The Broward County Circuit judge in the Naze case, Martin Bidwell, stressed that he did not suggest to the jurors that they consider bad faith.
“The distinction I’m drawing in this particular case is the difference between bad faith on the one hand and, on the other hand, omission and negligence, okay?” Judge Bidwell noted in response to Universal’s request for a new trial. “I didn’t give a bad faith instruction on this particular case.”

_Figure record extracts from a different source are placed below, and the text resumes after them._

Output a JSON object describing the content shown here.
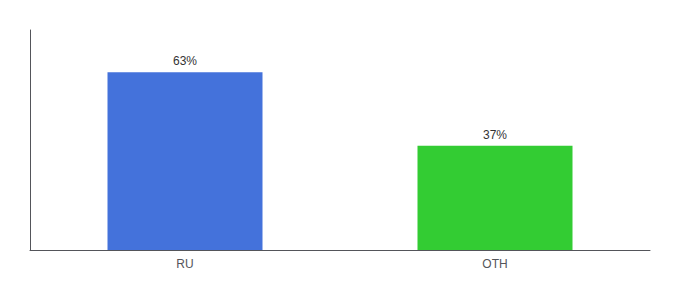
{
  "chart_data": {
    "type": "bar",
    "categories": [
      "RU",
      "OTH"
    ],
    "values": [
      63,
      37
    ],
    "value_labels": [
      "63%",
      "37%"
    ],
    "colors": [
      "#4472db",
      "#33cc33"
    ],
    "ylim": [
      0,
      78
    ],
    "grid": false,
    "data_labels": true,
    "tick_labels": "x"
  }
}
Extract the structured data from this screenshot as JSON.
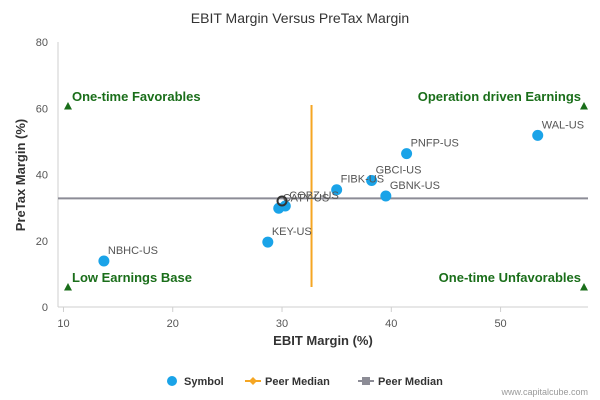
{
  "chart_data": {
    "type": "scatter",
    "title": "EBIT Margin Versus PreTax Margin",
    "xlabel": "EBIT Margin (%)",
    "ylabel": "PreTax Margin (%)",
    "xlim": [
      9.5,
      58
    ],
    "ylim": [
      0,
      80
    ],
    "xticks": [
      "10",
      "20",
      "30",
      "40",
      "50"
    ],
    "yticks": [
      "0",
      "20",
      "40",
      "60",
      "80"
    ],
    "grid": false,
    "legend_position": "bottom",
    "points": [
      {
        "label": "WAL-US",
        "x": 53.4,
        "y": 51.8
      },
      {
        "label": "PNFP-US",
        "x": 41.4,
        "y": 46.3
      },
      {
        "label": "GBCI-US",
        "x": 38.2,
        "y": 38.2
      },
      {
        "label": "FIBK-US",
        "x": 35.0,
        "y": 35.4
      },
      {
        "label": "GBNK-US",
        "x": 39.5,
        "y": 33.5
      },
      {
        "label": "COBZ-US",
        "x": 30.3,
        "y": 30.5
      },
      {
        "label": "CATY-US",
        "x": 29.7,
        "y": 29.8
      },
      {
        "label": "KEY-US",
        "x": 28.7,
        "y": 19.6
      },
      {
        "label": "NBHC-US",
        "x": 13.7,
        "y": 13.9
      }
    ],
    "subject_point": {
      "x": 30.0,
      "y": 32.0
    },
    "peer_median_x": 32.7,
    "peer_median_y": 32.8,
    "quadrants": {
      "top_left": "One-time Favorables",
      "top_right": "Operation driven Earnings",
      "bottom_left": "Low Earnings Base",
      "bottom_right": "One-time Unfavorables"
    },
    "legend": [
      {
        "label": "Symbol",
        "color": "#1aa3e8",
        "marker": "circle"
      },
      {
        "label": "Peer Median",
        "color": "#f5a623",
        "marker": "diamond"
      },
      {
        "label": "Peer Median",
        "color": "#8c8c96",
        "marker": "square"
      }
    ],
    "colors": {
      "point": "#1aa3e8",
      "peer_median_x_line": "#f5a623",
      "peer_median_y_line": "#8c8c96",
      "quadrant_text": "#1a6e1a",
      "quadrant_marker": "#1a6e1a"
    }
  },
  "watermark": "www.capitalcube.com"
}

The appellate judges disagreed, noting that Bidwell’s jury instructions and the plaintiff attorney’s arguments wrongly stressed the insurer’s “duty to adjust.” The verdict form asked the jury if Universal properly excluded the claim from coverage.
“The insured did not include any allegations of poor claims handling in his complaint,” the 4th DCA wrote. “The pretrial stipulations did not include allegations of poor claims handling. In short, the itted evidence was irrelevant to the issues pled. By itting this irrelevant evidence, the insured was able to paint the insurer in a bad light and suggest its bad faith in handling the claim.”
In a dissent, appeals court Judge Ed Artau said the Mendoza case was significantly different and did not apply here.
“Because the evidence presented here was relevant to counter the insurer’s second affirmative defense, which was that the insured failed to provide the insurer with all of the required documents, it was not unreasonable for the trial court to conclude that the evidence’s probative value was not substantially outweighed by the danger of unfair prejudice,” Artau wrote.
A Universal attorney could not be reached for comment this week.